It appears that publishers in the gaming industry might not be as trustworthy as we all believe them to be. Obsidian CEO Feargus Urquhart while talking about the recent success of their Kickstarter game Project Eternity mentioned that they were approached by publishers who wanted them to create Kickstarter projects on their own but let the publishers keep the rights to the games. The trick was that the publishers would publish the games for Obsidian but would then want to retain rights to the game as well:

“We were actually contacted by some publishers over the last few months that wanted to use us to do a Kickstarter. I said to them: ‘So, you want us to do a Kickstarter for, using our name, we then get the Kickstarter money to make the game, you then publish the game, but we then don’t get to keep the brand we make and we only get a portion of the profits.’ They said, ‘Yes’.”

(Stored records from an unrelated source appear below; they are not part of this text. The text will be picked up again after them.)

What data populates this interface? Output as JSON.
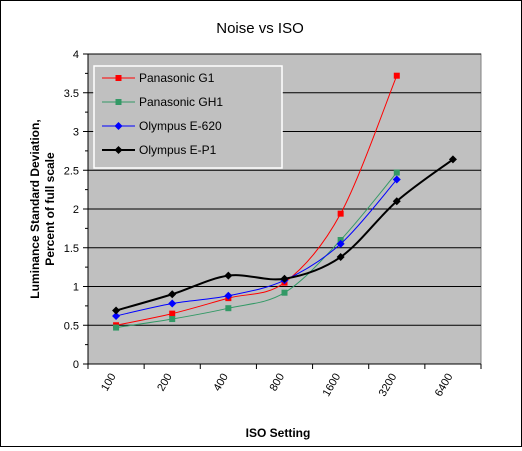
{
  "chart_data": {
    "type": "line",
    "title": "Noise vs ISO",
    "xlabel": "ISO Setting",
    "ylabel_lines": [
      "Luminance Standard Deviation,",
      "Percent of full scale"
    ],
    "categories": [
      "100",
      "200",
      "400",
      "800",
      "1600",
      "3200",
      "6400"
    ],
    "ylim": [
      0,
      4
    ],
    "yticks": [
      0,
      0.5,
      1,
      1.5,
      2,
      2.5,
      3,
      3.5,
      4
    ],
    "ytick_labels": [
      "0",
      "0.5",
      "1",
      "1.5",
      "2",
      "2.5",
      "3",
      "3.5",
      "4"
    ],
    "grid": "horizontal",
    "legend_position": "top-left",
    "plot_background": "#c0c0c0",
    "series": [
      {
        "name": "Panasonic G1",
        "color": "#ff0000",
        "marker": "square",
        "width": 1,
        "values": [
          0.5,
          0.65,
          0.85,
          1.05,
          1.94,
          3.72,
          null
        ]
      },
      {
        "name": "Panasonic GH1",
        "color": "#339966",
        "marker": "square",
        "width": 1,
        "values": [
          0.47,
          0.58,
          0.72,
          0.92,
          1.6,
          2.47,
          null
        ]
      },
      {
        "name": "Olympus E-620",
        "color": "#0000ff",
        "marker": "diamond",
        "width": 1,
        "values": [
          0.62,
          0.78,
          0.88,
          1.08,
          1.55,
          2.38,
          null
        ]
      },
      {
        "name": "Olympus E-P1",
        "color": "#000000",
        "marker": "diamond",
        "width": 2,
        "values": [
          0.69,
          0.9,
          1.14,
          1.1,
          1.38,
          2.1,
          2.64
        ]
      }
    ]
  }
}
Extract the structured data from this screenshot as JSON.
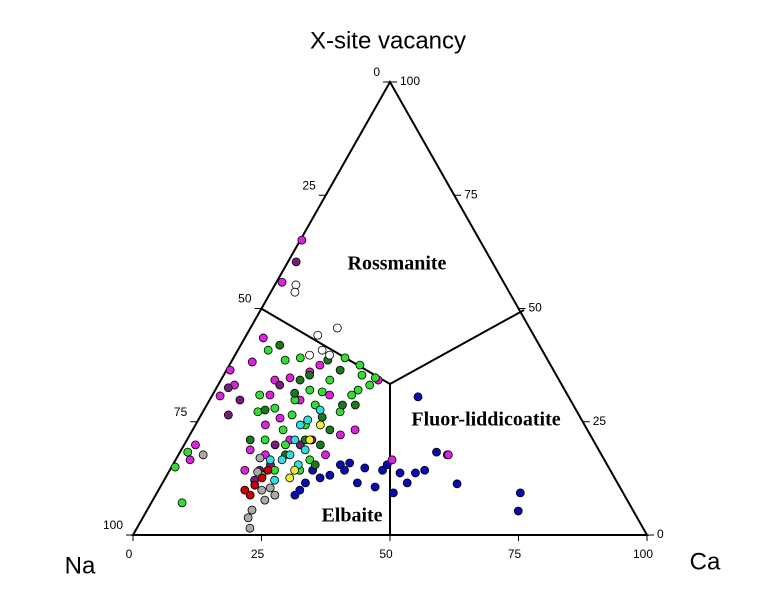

 Urquhart went on to defend the publishers as just trying to find ways to fund more creative games, and not just the same old first person shooter sequels we are getting now:

“I think they were trying, honestly, to be able to do something with us and they felt that was the easiest way to do it. They would then not need to go get budget approved and deal with the challenge of that. What I don’t think they did was to think about our side of it and what they were really asking.”

Urquhart wouldn’t name any publisher names but this behavior doesn’t surprise me in the least. I think Urquhart was being much to nice about defending the publishers who were trying this method of basically funding a game for free.

I think the bigger issue is, should we now be more suspicious when major video game developers like Obsidian try to sell us their Kickstarter project. Publishers like EA have talked about funding games through Kickstarter before, but usually as something upfront not like this where they have someone else do it for them and reap all the benefits without the risk.

However, all this has not stopped Obsidian’s Project Eternity from raising more than 1.8 million dollars in funds, and there is still twenty-five days to go.